Es ist lange her, dass der Deutsche Leichtathletik-Verband (DLV) mal drei Weitspringer in seinen Reihen hatte, die innerhalb einer Saison die Acht-Meter-Marke überwunden haben. Vor diesem Wochenende war das Nils Winter (Leverkusen/8,12 m), Peter Rapp (Tübingen/8,10) und Christoph Stolz (Wolfs-burg/8,04) gelungen, und bei den nationalen Titelkämpfen in Erfurt gesellte sich am Samstag sogar ein weiterer hinzu: der Ludwigshaf ener Christian Reif als neuer deutscher Meister mit 8,08 m.

Und das komplizierte eine sowieso schon komplizierte Angelegenheit. Bei den Weltmeisterschaften vom 25. August bis zum 2. September in Osaka dürfen ja höchstens drei Athleten pro Land und Disziplin starten, im speziellen Fall der Weitspringer aber auch nur dann, wenn sie mindestens 8,20 m vorweisen können-die so genannte A-Norm des Weltverbandes IAAF. Wenn man nur einen Athleten nominieren möchte, genügt die etwas weichere B-Norm – im Weitsprung sind das 8,05 m. Welchen der drei Acht-Meter-Springer Winter, Rapp und Reif sollte Jürgen Mallow, der Leitende Bundestrainer des DLV, nun vorschlagen, wenn an diesem Montag die Verbandsgremien über die Nominierung beraten? Es wird wohl Christian Reif sein, der nominell schwächste der drei Kandidaten. Aber der hat die Mitbewerber im direkten Vergleich bezwungen und seine neue persönliche Bestleistung außerdem bei äußerst widrigen Bedingungen erzielt. „Die waren eine Katastrophe", fand Reif, „ich bin quasi im Monsun gesprungen."
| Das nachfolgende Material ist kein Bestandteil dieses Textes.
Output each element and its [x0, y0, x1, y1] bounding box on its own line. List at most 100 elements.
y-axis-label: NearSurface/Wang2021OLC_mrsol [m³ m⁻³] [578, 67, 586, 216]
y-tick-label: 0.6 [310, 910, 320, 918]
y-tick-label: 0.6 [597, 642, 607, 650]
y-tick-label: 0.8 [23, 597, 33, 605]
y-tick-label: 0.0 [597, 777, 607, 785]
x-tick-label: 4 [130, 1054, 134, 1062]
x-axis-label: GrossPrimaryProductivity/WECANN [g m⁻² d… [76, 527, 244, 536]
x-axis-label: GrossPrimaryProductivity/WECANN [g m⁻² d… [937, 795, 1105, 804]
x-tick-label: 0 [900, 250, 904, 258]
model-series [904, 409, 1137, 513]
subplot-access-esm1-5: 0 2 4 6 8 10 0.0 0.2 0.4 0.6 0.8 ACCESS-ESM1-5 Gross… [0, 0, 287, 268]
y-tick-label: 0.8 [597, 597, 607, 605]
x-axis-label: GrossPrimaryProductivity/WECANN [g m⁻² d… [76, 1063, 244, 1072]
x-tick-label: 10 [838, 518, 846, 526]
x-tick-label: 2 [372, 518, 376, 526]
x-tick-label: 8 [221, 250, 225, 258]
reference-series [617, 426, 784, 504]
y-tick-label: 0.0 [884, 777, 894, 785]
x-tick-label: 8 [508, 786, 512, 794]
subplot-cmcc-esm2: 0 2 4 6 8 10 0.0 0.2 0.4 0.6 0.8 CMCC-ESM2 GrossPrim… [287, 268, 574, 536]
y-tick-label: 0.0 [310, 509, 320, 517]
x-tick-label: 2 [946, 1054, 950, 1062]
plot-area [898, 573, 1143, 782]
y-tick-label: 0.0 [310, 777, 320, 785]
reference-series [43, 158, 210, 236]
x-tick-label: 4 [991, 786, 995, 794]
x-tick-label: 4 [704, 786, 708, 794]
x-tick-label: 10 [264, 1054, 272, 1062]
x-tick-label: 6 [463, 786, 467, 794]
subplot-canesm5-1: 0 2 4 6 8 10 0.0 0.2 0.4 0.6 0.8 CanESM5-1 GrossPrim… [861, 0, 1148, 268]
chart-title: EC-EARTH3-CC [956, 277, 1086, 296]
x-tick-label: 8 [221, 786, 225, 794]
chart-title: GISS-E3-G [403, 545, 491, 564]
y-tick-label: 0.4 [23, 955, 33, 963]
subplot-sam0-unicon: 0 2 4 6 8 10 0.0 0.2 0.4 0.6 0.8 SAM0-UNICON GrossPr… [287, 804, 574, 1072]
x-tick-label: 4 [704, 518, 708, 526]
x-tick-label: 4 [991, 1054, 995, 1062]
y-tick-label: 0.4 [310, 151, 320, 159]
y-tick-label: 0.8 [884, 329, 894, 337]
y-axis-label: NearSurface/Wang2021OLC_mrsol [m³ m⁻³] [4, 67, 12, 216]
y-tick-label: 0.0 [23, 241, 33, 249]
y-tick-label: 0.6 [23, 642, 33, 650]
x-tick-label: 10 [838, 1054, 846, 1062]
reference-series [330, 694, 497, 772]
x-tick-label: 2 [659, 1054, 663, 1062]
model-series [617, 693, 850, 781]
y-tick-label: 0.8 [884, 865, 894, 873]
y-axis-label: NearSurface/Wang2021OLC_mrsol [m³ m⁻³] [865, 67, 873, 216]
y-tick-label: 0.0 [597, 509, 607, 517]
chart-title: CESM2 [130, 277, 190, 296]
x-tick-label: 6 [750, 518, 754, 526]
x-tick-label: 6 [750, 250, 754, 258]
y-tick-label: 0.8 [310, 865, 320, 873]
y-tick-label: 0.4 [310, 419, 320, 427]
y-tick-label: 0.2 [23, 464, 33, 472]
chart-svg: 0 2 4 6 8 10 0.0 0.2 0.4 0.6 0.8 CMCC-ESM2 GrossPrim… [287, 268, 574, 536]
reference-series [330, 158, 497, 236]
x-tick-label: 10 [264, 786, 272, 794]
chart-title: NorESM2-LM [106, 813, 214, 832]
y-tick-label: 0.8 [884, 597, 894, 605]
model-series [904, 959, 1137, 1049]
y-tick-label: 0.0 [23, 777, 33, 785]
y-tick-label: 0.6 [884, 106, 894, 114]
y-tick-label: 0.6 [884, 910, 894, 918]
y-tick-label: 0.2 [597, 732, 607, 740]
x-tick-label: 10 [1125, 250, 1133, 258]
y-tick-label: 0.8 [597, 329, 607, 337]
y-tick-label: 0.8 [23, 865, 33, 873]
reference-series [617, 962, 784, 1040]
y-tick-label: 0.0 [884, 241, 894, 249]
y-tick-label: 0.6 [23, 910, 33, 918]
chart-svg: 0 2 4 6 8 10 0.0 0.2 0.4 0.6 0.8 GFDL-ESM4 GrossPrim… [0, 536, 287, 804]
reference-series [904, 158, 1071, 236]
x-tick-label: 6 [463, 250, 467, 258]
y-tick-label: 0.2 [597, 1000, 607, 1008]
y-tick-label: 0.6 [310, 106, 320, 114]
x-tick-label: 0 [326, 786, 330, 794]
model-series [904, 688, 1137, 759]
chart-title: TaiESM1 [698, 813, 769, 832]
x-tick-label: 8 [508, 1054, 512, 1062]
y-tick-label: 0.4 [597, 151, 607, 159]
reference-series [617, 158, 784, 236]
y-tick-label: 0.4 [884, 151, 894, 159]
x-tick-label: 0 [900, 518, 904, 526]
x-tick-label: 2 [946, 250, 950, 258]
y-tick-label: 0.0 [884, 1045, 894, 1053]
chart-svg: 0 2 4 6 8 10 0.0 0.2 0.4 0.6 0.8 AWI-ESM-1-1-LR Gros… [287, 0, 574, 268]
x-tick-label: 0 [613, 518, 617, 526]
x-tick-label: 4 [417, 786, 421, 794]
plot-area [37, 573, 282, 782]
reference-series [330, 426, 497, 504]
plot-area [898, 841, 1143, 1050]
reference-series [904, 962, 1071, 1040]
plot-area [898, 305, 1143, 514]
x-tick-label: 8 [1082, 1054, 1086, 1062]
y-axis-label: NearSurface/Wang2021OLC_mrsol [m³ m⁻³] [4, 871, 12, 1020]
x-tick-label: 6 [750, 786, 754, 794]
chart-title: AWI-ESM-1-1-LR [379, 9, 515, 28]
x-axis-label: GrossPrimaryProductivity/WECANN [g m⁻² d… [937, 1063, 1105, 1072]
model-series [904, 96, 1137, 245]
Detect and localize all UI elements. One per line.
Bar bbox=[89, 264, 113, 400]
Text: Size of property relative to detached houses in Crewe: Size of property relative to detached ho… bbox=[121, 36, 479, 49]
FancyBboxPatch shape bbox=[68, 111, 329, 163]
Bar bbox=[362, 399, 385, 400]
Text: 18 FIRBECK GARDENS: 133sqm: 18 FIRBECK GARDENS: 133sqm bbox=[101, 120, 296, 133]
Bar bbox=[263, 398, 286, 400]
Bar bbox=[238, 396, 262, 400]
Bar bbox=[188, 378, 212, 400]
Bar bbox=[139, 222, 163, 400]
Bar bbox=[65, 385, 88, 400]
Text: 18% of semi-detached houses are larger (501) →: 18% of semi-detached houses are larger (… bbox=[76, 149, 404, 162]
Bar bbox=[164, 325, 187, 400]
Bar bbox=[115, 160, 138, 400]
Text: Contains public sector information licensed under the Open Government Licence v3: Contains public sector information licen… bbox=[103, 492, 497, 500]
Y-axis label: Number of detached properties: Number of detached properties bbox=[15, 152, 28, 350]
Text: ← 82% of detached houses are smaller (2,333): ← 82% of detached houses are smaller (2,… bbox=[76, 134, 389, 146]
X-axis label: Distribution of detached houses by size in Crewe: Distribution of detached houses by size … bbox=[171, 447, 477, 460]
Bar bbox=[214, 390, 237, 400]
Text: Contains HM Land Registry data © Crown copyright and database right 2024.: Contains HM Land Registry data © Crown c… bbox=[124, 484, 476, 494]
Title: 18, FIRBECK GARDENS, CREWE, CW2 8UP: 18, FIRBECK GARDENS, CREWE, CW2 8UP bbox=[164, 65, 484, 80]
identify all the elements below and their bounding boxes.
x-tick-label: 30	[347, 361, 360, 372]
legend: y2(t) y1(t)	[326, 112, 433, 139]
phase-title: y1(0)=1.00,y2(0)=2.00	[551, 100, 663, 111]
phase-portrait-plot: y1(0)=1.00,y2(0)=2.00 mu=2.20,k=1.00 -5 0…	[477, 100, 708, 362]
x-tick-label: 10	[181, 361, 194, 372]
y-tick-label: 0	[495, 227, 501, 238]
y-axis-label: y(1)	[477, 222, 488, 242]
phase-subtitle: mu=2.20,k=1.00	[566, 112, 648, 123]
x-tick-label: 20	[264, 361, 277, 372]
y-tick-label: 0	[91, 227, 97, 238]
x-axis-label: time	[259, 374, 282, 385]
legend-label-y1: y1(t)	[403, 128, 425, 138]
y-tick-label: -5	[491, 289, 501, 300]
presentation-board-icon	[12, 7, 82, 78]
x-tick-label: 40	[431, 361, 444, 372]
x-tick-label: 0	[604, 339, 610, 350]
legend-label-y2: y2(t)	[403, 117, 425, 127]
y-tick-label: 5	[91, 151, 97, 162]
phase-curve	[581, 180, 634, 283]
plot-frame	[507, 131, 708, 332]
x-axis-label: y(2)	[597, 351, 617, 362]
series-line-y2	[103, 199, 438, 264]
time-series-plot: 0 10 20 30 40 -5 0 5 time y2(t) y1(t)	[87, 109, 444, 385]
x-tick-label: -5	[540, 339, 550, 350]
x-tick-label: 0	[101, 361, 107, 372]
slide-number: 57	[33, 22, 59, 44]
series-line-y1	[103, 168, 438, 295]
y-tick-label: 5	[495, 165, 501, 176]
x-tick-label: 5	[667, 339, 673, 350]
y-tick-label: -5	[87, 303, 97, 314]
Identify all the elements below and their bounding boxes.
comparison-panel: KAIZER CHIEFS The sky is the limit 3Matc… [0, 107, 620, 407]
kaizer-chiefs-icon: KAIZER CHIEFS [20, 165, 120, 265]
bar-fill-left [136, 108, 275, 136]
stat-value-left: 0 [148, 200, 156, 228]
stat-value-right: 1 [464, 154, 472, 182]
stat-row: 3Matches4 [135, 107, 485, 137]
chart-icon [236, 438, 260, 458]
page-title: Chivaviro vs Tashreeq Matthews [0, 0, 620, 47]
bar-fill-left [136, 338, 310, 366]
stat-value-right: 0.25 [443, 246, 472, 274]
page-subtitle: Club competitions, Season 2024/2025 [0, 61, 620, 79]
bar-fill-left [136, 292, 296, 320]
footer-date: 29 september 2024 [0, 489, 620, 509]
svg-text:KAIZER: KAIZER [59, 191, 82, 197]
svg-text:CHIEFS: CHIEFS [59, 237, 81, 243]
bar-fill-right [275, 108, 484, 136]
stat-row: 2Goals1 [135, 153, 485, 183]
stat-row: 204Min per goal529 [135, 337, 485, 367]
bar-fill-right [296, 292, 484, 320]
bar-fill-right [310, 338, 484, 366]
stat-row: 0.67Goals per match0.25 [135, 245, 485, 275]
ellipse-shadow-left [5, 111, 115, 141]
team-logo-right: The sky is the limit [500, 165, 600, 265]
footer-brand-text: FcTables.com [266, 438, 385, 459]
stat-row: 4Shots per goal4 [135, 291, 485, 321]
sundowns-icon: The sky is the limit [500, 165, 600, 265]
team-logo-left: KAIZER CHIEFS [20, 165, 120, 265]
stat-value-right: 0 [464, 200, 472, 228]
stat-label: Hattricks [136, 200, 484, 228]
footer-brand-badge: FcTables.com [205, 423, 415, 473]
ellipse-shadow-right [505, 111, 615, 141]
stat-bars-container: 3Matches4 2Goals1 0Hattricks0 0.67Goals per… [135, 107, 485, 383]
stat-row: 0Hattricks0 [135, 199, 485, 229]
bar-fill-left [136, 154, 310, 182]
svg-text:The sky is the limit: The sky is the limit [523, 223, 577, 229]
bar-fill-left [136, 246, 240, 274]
Der erste Tag der Meisterschaften war in der Tat von heftigen Regengüssen beeinträchtigt, so dass zu den bislang 58 Qualifizierten für die WM zunächst zur zwei neue hinzukamen: Reif eben sowie die 400-m-Hürdenläuf erin Ulrike Urbansky vom heimischen Erfurter LAC, die sich bereits im Vorlauf mit ihren 55,44 Sekunden empfahl – bevor sich die grauen
Wolken entluden. Ansonsten aber muss-te Mallow bei seiner Zwischenbilanz einräumen, dass das Wetter „die Ergebnisse in mancher Hinsicht beeinträchtigt" habe. Zum Beispiel den Stabhochsprung der Männer, der wegen des Dauerregens abgesagt und auf den Sonntagvormittag verschoben wurde. Wo den Springern dann allerdings der Wind zu schaffen machte. Der Jahresbeste Tim Lobinger (Köln) und Titelverteidiger Lars Börge-ling (Leverkusen) produzierten unter diesen Bedingungen drei Fehlversuche bei ihren Anfangshöhen, einen Tag nach seinem 30. Geburtstag gewann Danny Ecker (Leverkusen) mit 5,70 m vor dem höhengleichen Björn Otto (Uerdingen/ Dormagen); die beiden werden wohl auch mit Europacup-Sieger Lobinger das DLV-Trio in Osaka bilden.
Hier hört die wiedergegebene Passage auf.